In my clarinet quintet „The Five Points“, the disputes are not those to be discharged with weapons, but rather, the formal design is strained between contrast and analogy in the five movements of the piece, each with its own distinctive characteristic; a melting pot of diverse musical forms. The whole can be thought of as a promenade between the five corners of the “Five Points”, where the different gangs were based.
I structured the length of the individual movements after Leonardo Fibonacci’s series, introduced in 1202, where each successive number is generated by the addition of the two preceding ones. The movements are organized so that the shortest (55 seconds) begins and the additional movements increase continually in length, with the exception of the longest (377 seconds) occupying 4th, instead of last, place. The Fibonacci series includes good approximations to the Golden Rule, and the ratios of the lengths of the five movements can be described as triple the Golden Rule.

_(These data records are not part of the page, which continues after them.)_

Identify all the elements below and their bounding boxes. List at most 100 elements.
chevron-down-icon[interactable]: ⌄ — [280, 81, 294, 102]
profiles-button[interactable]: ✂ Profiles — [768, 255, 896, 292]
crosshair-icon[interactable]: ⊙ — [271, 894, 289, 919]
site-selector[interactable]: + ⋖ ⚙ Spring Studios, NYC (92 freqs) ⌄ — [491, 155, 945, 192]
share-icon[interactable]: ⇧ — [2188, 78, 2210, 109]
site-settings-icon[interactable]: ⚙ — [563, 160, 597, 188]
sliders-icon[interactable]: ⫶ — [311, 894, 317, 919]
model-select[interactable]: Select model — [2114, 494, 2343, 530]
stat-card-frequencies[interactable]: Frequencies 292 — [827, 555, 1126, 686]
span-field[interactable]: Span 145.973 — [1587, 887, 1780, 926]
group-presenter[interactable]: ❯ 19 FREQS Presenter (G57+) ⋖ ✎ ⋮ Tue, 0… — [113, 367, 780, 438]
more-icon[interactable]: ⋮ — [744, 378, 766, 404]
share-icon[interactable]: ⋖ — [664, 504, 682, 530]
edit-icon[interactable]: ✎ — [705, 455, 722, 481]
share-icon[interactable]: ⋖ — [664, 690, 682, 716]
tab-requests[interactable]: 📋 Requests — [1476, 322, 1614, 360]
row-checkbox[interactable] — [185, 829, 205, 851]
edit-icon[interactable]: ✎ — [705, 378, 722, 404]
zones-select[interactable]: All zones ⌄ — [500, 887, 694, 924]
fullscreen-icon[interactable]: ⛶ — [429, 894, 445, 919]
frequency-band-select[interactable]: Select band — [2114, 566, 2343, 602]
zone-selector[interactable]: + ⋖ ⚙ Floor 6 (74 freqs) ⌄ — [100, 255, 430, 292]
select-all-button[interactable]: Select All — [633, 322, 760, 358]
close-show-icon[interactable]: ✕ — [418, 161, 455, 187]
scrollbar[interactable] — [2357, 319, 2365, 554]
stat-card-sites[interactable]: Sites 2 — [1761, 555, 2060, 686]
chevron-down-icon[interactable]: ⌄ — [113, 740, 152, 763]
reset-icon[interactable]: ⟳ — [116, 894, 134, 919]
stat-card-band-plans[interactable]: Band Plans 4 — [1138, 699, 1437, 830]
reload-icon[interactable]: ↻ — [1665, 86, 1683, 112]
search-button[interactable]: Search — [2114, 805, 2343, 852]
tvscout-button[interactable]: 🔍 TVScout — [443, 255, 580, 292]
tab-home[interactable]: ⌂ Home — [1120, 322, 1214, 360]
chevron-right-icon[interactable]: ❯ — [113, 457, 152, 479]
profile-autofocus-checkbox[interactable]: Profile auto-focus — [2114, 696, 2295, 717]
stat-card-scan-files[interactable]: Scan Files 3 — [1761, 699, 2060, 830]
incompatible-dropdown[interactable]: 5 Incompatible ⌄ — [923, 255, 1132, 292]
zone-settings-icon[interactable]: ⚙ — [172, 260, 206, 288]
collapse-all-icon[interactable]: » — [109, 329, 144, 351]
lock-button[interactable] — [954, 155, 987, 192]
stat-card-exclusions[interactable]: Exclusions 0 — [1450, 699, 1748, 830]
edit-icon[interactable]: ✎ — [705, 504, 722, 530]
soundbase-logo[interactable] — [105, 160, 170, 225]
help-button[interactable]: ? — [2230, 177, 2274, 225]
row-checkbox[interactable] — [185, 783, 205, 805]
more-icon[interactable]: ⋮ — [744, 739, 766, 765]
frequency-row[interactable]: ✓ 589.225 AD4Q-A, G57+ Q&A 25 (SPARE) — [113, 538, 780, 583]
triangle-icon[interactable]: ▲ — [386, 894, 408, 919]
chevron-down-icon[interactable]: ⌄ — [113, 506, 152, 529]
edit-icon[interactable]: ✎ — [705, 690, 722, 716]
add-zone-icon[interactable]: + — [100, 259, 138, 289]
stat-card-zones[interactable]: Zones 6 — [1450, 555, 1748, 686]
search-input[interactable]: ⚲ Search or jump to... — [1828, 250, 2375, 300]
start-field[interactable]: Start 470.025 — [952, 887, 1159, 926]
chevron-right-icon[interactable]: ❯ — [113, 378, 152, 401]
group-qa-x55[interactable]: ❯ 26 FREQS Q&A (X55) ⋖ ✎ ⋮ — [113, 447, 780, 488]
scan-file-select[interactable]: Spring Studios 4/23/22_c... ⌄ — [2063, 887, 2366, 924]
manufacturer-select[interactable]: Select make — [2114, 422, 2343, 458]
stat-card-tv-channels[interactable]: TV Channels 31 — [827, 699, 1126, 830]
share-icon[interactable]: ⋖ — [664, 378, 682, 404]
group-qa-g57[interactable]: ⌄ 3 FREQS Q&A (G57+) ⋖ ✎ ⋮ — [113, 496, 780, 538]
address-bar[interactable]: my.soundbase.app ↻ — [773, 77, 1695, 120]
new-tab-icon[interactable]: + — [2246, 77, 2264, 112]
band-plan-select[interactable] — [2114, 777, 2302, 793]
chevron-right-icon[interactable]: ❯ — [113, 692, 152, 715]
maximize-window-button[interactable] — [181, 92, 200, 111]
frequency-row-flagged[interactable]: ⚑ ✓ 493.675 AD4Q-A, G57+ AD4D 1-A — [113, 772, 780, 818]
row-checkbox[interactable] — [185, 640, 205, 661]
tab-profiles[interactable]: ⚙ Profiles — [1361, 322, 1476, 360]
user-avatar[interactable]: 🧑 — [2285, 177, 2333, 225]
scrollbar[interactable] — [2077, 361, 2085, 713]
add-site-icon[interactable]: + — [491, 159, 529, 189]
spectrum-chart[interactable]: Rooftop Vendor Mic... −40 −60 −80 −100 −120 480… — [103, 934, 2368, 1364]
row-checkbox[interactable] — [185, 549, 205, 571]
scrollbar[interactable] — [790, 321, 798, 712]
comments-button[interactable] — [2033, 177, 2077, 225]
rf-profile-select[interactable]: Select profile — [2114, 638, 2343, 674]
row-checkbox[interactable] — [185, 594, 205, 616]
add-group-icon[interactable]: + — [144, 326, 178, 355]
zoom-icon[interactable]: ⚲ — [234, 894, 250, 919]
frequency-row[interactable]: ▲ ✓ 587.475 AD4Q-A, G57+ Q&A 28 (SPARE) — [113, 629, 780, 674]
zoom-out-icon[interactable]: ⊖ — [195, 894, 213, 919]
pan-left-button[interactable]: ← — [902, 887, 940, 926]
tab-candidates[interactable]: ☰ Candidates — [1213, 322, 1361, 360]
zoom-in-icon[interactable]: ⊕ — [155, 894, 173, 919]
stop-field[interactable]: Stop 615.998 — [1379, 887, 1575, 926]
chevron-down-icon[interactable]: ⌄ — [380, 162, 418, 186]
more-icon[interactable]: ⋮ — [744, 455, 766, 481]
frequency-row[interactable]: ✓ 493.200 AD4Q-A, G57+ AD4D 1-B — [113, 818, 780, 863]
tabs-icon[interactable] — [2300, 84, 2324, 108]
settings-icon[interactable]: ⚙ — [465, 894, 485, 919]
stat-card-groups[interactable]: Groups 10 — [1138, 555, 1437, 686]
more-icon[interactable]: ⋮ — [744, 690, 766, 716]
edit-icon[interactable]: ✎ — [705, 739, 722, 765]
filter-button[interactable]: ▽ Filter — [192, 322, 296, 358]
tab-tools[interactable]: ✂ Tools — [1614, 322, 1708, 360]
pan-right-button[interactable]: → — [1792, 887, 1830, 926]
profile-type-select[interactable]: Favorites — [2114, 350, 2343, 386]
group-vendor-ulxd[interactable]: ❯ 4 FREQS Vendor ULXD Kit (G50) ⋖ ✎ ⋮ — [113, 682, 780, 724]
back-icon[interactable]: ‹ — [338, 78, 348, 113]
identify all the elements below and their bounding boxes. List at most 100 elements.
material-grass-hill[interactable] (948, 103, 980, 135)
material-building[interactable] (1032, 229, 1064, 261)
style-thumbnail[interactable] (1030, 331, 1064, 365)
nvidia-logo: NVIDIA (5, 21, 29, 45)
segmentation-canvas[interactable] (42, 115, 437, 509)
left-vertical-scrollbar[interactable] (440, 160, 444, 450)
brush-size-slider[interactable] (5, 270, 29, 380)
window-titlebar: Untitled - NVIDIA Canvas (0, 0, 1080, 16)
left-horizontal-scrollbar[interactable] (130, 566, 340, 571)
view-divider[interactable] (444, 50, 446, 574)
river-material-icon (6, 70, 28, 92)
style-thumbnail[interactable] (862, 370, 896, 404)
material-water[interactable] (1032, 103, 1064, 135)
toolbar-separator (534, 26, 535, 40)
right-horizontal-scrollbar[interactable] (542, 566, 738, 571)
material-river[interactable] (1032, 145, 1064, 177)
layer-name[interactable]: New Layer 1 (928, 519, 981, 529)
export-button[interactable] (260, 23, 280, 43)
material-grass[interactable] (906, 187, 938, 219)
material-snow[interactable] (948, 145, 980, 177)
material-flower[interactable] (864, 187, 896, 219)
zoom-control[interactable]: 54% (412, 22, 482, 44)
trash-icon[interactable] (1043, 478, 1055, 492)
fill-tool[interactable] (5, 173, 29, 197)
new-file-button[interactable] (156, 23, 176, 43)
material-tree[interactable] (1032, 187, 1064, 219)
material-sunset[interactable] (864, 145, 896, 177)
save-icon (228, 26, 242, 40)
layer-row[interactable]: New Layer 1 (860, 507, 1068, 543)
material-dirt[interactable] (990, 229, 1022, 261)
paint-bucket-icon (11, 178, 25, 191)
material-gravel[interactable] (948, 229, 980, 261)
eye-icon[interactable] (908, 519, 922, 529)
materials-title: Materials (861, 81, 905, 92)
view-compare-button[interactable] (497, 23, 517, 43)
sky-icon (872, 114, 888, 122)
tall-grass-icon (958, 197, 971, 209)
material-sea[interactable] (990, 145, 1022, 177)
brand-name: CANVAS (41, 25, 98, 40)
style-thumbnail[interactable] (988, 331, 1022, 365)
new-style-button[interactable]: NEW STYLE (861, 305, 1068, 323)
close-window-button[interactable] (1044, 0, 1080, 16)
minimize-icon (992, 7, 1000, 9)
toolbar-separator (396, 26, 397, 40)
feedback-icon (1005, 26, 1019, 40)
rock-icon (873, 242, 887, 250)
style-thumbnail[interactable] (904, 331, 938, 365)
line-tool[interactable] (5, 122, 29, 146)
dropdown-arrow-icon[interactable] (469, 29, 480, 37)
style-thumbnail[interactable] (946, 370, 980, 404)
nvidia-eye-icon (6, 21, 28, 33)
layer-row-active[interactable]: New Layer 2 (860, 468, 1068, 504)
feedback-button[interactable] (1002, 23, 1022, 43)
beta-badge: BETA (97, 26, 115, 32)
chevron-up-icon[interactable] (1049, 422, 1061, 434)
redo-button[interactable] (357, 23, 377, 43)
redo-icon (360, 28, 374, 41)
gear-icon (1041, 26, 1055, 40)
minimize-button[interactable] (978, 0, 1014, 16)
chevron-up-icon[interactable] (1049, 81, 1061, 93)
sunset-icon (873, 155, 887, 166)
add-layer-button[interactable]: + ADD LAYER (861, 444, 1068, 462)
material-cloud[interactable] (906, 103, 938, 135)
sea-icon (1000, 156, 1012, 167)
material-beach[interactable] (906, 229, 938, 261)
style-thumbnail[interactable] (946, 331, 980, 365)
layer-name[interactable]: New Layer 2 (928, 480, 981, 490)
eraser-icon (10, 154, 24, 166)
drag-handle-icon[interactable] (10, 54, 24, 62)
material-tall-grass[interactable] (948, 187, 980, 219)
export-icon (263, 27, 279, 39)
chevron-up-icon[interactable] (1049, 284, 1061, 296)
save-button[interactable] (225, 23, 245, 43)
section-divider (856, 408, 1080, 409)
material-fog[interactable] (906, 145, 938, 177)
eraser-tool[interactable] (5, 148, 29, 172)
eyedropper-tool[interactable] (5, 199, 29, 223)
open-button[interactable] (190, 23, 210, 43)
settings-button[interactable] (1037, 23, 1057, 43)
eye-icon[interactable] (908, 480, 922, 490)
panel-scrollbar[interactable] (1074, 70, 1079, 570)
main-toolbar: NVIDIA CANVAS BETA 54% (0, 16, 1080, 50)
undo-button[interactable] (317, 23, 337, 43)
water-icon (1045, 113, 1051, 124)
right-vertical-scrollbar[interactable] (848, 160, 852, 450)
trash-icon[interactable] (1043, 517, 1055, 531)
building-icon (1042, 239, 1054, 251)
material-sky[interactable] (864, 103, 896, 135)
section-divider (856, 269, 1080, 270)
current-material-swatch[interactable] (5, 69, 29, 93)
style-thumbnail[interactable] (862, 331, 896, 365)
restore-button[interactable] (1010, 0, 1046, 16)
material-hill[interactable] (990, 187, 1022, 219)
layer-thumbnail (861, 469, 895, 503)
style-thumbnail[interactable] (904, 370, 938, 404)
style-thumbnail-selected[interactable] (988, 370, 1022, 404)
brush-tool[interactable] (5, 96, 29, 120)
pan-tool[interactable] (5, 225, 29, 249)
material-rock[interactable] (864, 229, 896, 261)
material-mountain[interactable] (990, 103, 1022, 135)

Through the freedoms which I have allowed myself in the implementation of this scheme, one is brought back from the ideal world of numbers to our more mundane reality (the bottom of the “Five Points).
Predisposed ears will recognize, at a few points in the last three movements, hidden references to the Clarinet Quintet, Op. 115 by Johannes Brahms, composed in 1891. It was a pleasure for me to “bend” my musical language here and there, so that in the tribute to the great composer, the Brahms allusions (never quoted verbatim) could flow in and dissolve again organically.
Finally, I built in a „happy“ place in the 3rd movement, exactly there, where I was writing when my first grandson, Basil, was born in August of 2012. It is based on the melody fragment B-A-Es (B-flat-A-E-flat).
„The Five Points“ is dedicated to Matthias Müller and the Galatea Quartet, to my most important composition teacher, Rudolf Kelterborn and to my grandson, Basil.